Alignment Restricted Streaming Recurrent Neural Network Transducer
This work addresses latency issues in streaming ASR systems, which is crucial for real-time applications like voice assistants, but it is incremental as it modifies an existing loss function rather than introducing a new paradigm.
The authors tackled the problem of token emission delays in streaming Recurrent Neural Network Transducer (RNN-T) models for automatic speech recognition by proposing an Alignment Restricted RNN-T (Ar-RNN-T) loss function that uses audio-text alignment to control trade-offs between latency and Word Error Rate (WER). They demonstrated improvements such as 4 times higher throughput and refined latency-WER trade-offs on LibriSpeech and in-house datasets.

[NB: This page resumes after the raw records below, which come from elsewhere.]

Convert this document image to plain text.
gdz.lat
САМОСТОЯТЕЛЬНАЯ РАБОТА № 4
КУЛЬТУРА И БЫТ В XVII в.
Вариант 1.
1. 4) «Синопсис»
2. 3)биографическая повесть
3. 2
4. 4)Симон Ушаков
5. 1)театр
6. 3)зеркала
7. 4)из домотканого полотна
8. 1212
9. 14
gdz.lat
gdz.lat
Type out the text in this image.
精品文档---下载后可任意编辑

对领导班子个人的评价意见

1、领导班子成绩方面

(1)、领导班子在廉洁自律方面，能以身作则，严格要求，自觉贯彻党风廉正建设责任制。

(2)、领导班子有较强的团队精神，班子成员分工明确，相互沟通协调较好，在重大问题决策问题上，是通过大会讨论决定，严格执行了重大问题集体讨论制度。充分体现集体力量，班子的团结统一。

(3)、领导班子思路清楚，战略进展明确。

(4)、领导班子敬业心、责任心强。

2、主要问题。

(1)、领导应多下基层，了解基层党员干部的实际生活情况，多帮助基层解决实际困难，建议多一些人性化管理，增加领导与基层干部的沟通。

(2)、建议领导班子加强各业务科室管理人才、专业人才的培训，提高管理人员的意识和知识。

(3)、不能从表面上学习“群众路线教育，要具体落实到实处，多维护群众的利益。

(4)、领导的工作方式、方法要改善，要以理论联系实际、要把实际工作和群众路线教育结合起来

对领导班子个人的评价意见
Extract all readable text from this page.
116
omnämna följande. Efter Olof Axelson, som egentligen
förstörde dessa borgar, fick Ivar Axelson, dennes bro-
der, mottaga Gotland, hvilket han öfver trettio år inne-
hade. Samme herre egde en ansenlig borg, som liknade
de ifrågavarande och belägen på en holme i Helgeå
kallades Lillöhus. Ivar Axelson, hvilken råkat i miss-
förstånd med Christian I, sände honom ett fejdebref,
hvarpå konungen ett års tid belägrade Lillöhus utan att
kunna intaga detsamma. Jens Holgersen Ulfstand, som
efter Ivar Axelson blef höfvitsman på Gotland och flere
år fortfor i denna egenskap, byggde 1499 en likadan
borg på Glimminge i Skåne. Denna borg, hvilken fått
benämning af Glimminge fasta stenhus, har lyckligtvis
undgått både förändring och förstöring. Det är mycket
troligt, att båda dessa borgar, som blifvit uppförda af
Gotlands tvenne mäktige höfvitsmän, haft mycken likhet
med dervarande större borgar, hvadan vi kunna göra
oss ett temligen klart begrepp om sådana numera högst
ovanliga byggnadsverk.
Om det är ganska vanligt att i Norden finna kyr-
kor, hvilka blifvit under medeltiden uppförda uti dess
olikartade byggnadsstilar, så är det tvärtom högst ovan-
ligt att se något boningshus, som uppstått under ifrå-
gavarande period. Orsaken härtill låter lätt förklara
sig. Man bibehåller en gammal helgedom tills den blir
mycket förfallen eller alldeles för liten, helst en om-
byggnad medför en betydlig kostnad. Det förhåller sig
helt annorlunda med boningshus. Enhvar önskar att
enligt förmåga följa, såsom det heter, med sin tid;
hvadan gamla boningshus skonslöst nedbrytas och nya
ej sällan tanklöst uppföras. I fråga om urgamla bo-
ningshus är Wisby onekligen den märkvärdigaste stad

There is a growing interest in the speech community in developing Recurrent Neural Network Transducer (RNN-T) models for automatic speech recognition (ASR) applications. RNN-T is trained with a loss function that does not enforce temporal alignment of the training transcripts and audio. As a result, RNN-T models built with uni-directional long short term memory (LSTM) encoders tend to wait for longer spans of input audio, before streaming already decoded ASR tokens. In this work, we propose a modification to the RNN-T loss function and develop Alignment Restricted RNN-T (Ar-RNN-T) models, which utilize audio-text alignment information to guide the loss computation. We compare the proposed method with existing works, such as monotonic RNN-T, on LibriSpeech and in-house datasets. We show that the Ar-RNN-T loss provides a refined control to navigate the trade-offs between the token emission delays and the Word Error Rate (WER). The Ar-RNN-T models also improve downstream applications such as the ASR End-pointing by guaranteeing token emissions within any given range of latency. Moreover, the Ar-RNN-T loss allows for bigger batch sizes and 4 times higher throughput for our LSTM model architecture, enabling faster training and convergence on GPUs.